Suddenly, as if in a flash, my winter vacation in the East Coast is over, and I am back in the warm, lonely (for me) South. Any illusions I might have had about being quite happy alone, and quite content with a virtual social circle, were all shattered as I chatted with and pottered around friends and relatives over the past three weeks. This was, aside from trips to Pakistan, the longest vacation-road-trip I’ve ever taken since I came to the US. We hopped from home to home: we stayed at four homes and visited numerous friends in the process. We drove from Georgia, stopped with relatives in Raleigh, NC, and with friends in Yorktown, VA, and moved on to Fairfax, VA, and finally stayed with my cousin in Columbia, MD. Lawrence, while driving through, stopped to chat, and the trip was topped off with a hotel stay in High Point, NC, where one of our friends happened to be attending an event. I just couldn’t stop having fun.
From the time I woke up to the (late, late) hour that I went to bed, I looked to affectionate faces and happy, desultory chatter (or political debate, which quickly dissipated into desultory chatter again). I ate so much, thanks to the amazing cooks I stayed with, that my pants were quite tight when I tried to squeeze into them today. I have not, in my memory, had so much dessert and so many sit-down real, organized meals over such a long period. But more than anything else, the comfort of people was better than the sweetest dessert in the world.
Suddenly, I’m back in Athens, where my social circle is small and relatively new. It is a warm and generous circle, but it is small: not being affiliated with an organization means I don’t have a way of meeting people, so I have about – hm, well, three main friends, and when one of us is busy, the loneliness becomes overpowering.
The togetherness warmed everything, including parenting. I realized just how much I am personally drained by constantly parenting Raihana while living in isolation myself. I realize why people – especially women – seek out mothers’ groups, though this doesn’t make the 9am Tuesday local moms’ group any more convenient. A moms’ group wouldn’t be a replacement for my greater DC area + Toronto circle of friends: these friends are like old wine (or, as a non-drinker, I imagine old wine to be).
Mothering is emotionally straining. It is rewarding, and wonderful, but it is also work, and parents need rejuvenation as much as anyone else – perhaps more. The pressures of life being what they are, friends usually “back off” a little once a friend gets married or has a baby: “she’s busy now; I should give her space.” This is true, because one’s schedule is not one’s own anymore. But this assumption is also false, because both marriage and parenting are work as well as fun, and you need time off both in order to survive.

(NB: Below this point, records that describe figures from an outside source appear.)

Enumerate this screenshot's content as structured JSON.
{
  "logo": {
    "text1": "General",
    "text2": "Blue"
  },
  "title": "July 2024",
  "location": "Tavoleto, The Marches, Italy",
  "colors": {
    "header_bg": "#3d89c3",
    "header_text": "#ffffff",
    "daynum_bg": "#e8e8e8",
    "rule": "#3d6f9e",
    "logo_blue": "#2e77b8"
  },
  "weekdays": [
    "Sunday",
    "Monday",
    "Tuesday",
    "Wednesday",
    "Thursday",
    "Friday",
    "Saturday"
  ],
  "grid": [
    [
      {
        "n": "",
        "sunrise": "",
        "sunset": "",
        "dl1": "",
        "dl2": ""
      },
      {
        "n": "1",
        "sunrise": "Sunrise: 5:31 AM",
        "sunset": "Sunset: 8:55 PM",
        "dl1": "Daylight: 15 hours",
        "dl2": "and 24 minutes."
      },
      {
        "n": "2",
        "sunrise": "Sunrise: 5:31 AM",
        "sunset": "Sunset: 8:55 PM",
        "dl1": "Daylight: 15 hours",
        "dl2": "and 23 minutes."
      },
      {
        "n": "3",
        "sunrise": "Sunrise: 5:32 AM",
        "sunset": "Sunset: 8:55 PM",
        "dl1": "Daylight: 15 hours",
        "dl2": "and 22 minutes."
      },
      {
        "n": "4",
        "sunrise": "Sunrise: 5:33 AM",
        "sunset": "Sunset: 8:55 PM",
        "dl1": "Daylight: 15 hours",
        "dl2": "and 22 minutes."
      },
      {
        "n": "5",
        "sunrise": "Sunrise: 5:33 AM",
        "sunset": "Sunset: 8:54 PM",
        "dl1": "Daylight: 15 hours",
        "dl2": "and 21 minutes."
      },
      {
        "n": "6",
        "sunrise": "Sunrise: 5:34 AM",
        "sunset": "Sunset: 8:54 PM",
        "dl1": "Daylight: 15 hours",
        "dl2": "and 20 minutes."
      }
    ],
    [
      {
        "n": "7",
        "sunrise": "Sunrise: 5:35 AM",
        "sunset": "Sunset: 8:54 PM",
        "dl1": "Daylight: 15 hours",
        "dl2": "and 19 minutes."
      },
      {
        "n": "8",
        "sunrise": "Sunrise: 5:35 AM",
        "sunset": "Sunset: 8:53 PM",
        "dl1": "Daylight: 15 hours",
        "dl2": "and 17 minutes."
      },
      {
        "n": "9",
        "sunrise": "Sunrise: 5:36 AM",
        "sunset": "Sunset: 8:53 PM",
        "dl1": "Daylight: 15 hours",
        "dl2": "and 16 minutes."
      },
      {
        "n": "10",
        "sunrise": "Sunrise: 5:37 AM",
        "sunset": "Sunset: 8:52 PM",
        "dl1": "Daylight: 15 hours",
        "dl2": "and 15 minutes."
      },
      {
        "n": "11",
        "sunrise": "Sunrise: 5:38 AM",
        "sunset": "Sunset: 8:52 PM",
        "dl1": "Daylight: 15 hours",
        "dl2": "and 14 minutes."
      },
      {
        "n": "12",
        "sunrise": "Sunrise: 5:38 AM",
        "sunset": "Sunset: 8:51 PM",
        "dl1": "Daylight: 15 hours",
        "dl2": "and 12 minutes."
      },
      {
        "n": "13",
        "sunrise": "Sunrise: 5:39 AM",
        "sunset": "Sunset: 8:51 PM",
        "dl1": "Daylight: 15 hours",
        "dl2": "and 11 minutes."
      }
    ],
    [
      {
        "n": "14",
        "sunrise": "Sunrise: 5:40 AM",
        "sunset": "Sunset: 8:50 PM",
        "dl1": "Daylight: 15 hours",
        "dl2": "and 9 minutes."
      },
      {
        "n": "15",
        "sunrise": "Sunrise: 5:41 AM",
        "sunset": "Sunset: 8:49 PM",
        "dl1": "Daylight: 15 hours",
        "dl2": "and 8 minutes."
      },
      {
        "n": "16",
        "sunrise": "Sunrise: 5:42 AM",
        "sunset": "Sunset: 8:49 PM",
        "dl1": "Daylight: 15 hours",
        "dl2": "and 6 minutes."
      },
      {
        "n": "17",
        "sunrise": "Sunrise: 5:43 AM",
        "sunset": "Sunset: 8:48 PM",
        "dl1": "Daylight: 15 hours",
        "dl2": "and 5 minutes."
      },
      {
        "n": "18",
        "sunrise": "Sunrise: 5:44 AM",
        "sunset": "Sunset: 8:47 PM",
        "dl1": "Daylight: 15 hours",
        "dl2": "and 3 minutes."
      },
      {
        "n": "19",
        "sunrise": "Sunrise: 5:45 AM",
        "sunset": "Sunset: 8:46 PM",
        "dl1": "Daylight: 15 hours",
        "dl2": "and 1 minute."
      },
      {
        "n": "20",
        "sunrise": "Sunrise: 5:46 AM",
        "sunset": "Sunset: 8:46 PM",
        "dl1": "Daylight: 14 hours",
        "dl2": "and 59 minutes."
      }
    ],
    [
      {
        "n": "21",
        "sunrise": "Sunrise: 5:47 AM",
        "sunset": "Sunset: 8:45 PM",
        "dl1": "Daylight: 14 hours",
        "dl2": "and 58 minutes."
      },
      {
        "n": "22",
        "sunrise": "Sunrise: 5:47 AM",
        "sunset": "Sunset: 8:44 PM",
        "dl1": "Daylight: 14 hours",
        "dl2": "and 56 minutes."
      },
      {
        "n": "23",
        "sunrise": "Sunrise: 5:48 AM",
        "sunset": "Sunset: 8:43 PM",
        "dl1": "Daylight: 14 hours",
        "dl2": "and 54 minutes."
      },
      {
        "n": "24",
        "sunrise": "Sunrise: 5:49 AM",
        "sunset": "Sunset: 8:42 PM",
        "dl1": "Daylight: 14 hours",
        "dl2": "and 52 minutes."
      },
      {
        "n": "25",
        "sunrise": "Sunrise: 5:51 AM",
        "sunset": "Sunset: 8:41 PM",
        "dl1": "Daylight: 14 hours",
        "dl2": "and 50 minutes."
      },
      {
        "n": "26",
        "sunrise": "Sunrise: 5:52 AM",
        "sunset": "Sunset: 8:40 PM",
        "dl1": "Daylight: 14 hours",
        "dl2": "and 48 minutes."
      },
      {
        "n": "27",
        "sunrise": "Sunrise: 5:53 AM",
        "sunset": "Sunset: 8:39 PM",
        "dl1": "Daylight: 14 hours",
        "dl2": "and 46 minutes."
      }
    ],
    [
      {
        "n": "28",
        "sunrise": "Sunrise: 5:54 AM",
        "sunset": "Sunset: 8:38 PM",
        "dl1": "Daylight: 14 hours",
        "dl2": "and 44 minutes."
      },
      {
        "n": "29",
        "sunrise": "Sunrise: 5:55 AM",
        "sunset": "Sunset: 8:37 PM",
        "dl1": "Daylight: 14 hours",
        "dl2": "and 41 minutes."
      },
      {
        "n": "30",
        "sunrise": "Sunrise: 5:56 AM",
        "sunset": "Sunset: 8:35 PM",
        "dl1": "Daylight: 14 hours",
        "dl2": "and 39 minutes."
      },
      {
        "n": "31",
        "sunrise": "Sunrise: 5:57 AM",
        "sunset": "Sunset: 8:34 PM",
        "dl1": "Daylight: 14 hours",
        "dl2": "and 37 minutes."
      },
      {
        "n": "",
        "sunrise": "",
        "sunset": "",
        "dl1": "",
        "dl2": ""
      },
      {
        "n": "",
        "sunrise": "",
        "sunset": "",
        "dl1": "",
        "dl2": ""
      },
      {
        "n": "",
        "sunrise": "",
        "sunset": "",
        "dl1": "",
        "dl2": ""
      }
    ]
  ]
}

Once you graduate from college, making, maintaining and keeping new friendships becomes more and more difficult. The old friends (which, for me, includes my cousins) you have are more precious than anything. You can breathe and relax, as well as bloom with them: you can laugh and cry with them, and you can even burp without serious consequences. You can be a little cranky, and it won’t matter an hour later. These friends become like family, except they lack the extreme closeness of family that can be a source of friction at times. You are close, and you are close enough to instinctively know which toes not to step on. You know that you can joke about everything except Issue X with this friend, and you can be naughty and silly but you can’t be crude with that other friend, and with that other friend you can be as crude as you want but you can also share his profound religiosity.
Once you have a child, your social circle is strained. You know which homes would be strained beyond the limit by the presence of a baby complete with diapers, spillable sippy-cups, and food-throwing habits. You know which homes are equipped with extra carseats, safety gates, and booster-dining-seats. You know which homes have the rooms where the baby can’t get into trouble even if she tried. Gone are the days when you could crash with the single friends in their pretty, chic studio apartments (unless you travel alone – and in our world, mothers are considered a unit with small children far more than fathers ever are).
So you grab hold of what you can of your friends – the ones that haven’t moved abroad, or the ones that haven’t moved to the other end of the country, or the ones that haven’t disappeared into a vacuum of work or personal issues, or the ones that haven’t drifted away. You grab hold of the ones you have – the mamujans, the Junaids, the Ayeshas, the Usmans, the Malihas, the Tariqs, the Hassans and Rabiahs, and all the others who welcome you back when they see you after two years – and you hold on tight and never let go.
Thank you, all, for your hospitality and your warmth and your love. You reminded me to let go, smile and be happy.